L’agglomération de nouvelle matière lors de la formation de la planète naine Pluton pourrait avoir généré suffisamment de chaleur pour créer un océan liquide qui a persisté sous une couche de glace jusqu’à nos jours, et ce malgré l’orbite particulièrement éloignée du Soleil, aux confins glacés de notre système solaire.
Ce scénario dit du « départ chaud », présenté dans une étude publiée dans Nature Geoscience, contraste avec la vision traditionnelle des origines de Pluton, c’est-à-dire une sphère de glace et de rochers au sein de laquelle la désintégration radioactive aurait pu éventuellement produire suffisamment de chaleur pour faire fondre de la glace et former un océan souterrain.
« Cela fait longtemps que des chercheurs réfléchissent à propos de l’évolution thermique de Pluton, et la capacité d’un océan de survivre jusqu’à nos jours », mentionne le coauteur des travaux, Francis Nimmo, professeur à l’Université de Californie à Santa Cruz (UCSC). « Maintenant que nous avons les images de la surface de Pluton grâce à la mission New Horizons de la NASA, nous pouvons les comparer aux prédictions des différents modèles d’évolution thermique. »
Puisque l’eau prend de l’expansion lorsqu’elle gèle et se contracte lorsqu’elle fond, les scénarios d’un « départ chaud » et d’un « départ froid » ont des implications différentes pour la tectonique planétaire et l’apparence de la surface de la planète qui en résulterait, mentionne le principal auteur de l’étude, Carver Bierson, étudiant aux cycles supérieurs à l’UCSC.
« Si tout cela a commencé avec une basse température et la glace a fondu à l’interne, Pluton devrait s’être contractée et nous devrions voir des preuves de cette compression à la surface », mentionne M. Bierson. « Nous voyons beaucoup de preuves d’expansion, mais pas de traces de compression, alors les observations sont davantage liées à l’existence d’un océan liquide dès les débuts de la planète. »
L’évolution thermique et tectonique d’une Pluton « froide » sont un peu complexes, puisque après une période initiale de fonte graduelle, l’océan souterrain commencerait à geler de nouveau. De la compression à la surface se produirait donc tôt dans la vie de la planète, suivi d’une extension plus récente.

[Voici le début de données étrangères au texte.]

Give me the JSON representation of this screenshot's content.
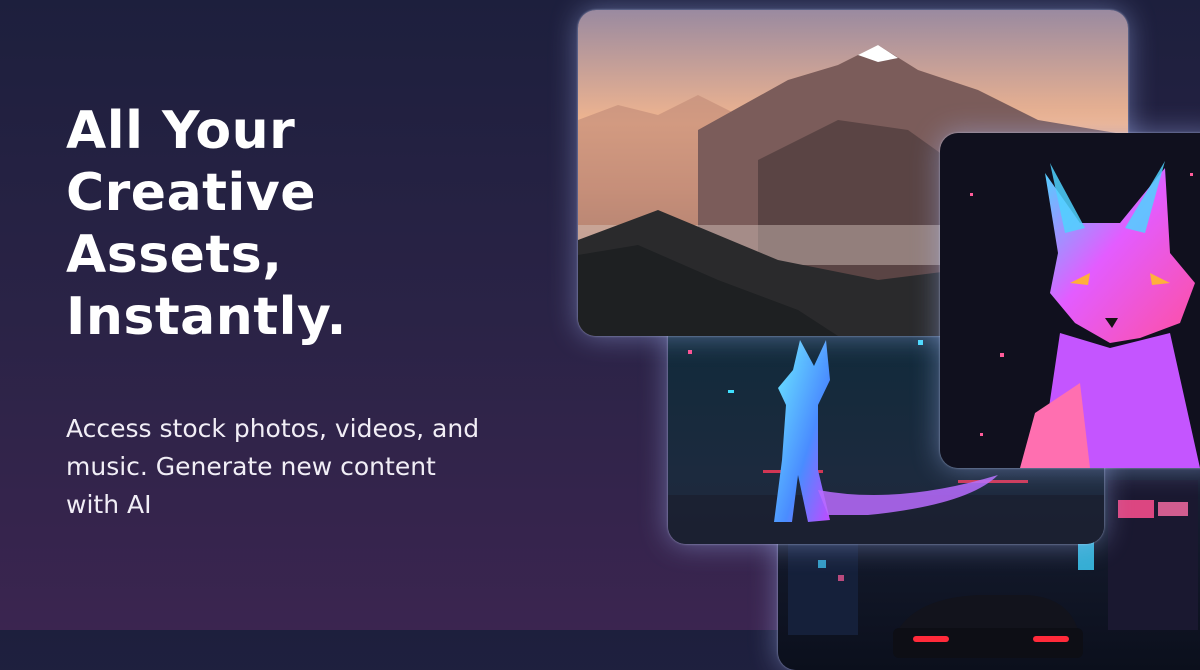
{
  "hero": {
    "headline_lines": [
      "All Your",
      "Creative",
      "Assets,",
      "Instantly."
    ],
    "subtitle": "Access stock photos, videos, and music. Generate new content with AI"
  },
  "colors": {
    "background_top": "#1d1f3d",
    "background_bottom": "#3b2550",
    "text": "#ffffff",
    "card_glow": "#aabeff"
  },
  "gallery": {
    "cards": [
      {
        "subject": "misty mountain range at sunset"
      },
      {
        "subject": "low-poly pink and blue fox portrait"
      },
      {
        "subject": "low-poly glowing fox sitting in neon street"
      },
      {
        "subject": "neon city street with car at night"
      }
    ]
  }
}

Avec un départ « chaud », l’extension se déroulerait à travers l’existence complète de Pluton.
« Les facettes les plus anciennes à la surface de Pluton sont plus difficiles à évaluer, mais il semble qu’il y ait eu de l’extension à la surface à la fois dans le passé et récemment », a souligné M. Nimmo.
Où trouver l’énergie?
L’étape suivante consistait à déterminer s’il y avait suffisamment d’énergie pour un départ « chaud » sur Pluton. Les deux principales sources d’énergie seraient la désintégration d’éléments radioactifs dans le sol et l’énergie gravitationnelle relâchée alors que du matériel frappait la surface de la jeune planète encore en formation.
Les calculs de M. Bierson ont démontré que si toute l’énergie gravitationnelle avait été conservée sous forme de chaleur, cela créerait inévitablement un océan liquide. En pratique, toutefois, la majeure partie de cette énergie se dissiperait dans l’espace, particulièrement si la nouvelle matière tombant du ciel s’est agglutinée lentement.
Les chercheurs ont déterminé que si Pluton s’est formée au cours d’une période de moins de 30 000 ans, la planète aurait connu un « départ chaud ». Cependant, si l’accrétion a eu lieu pendant quelques millions d’années, un « départ chaud » n’aurait été possible que si des météorites de grande taille avaient enfoui leur énergie très loin sous la surface.
Ces travaux laissent entendre que d’autres objets de grande taille de la ceinture de Kuiper ont probablement eux aussi connu un « départ chaud » et pourraient avoir possédé des océans primordiaux. Ces océans pourraient encore exister de nos jours au sein des plus grands objets de cette ceinture, comme dans les planètes naines Eris et Makemake.
« Même dans cet environnement si éloigné du Soleil, tous ces mondes pourraient s’être formés avec des océans liquides », ajoute M. Bierson.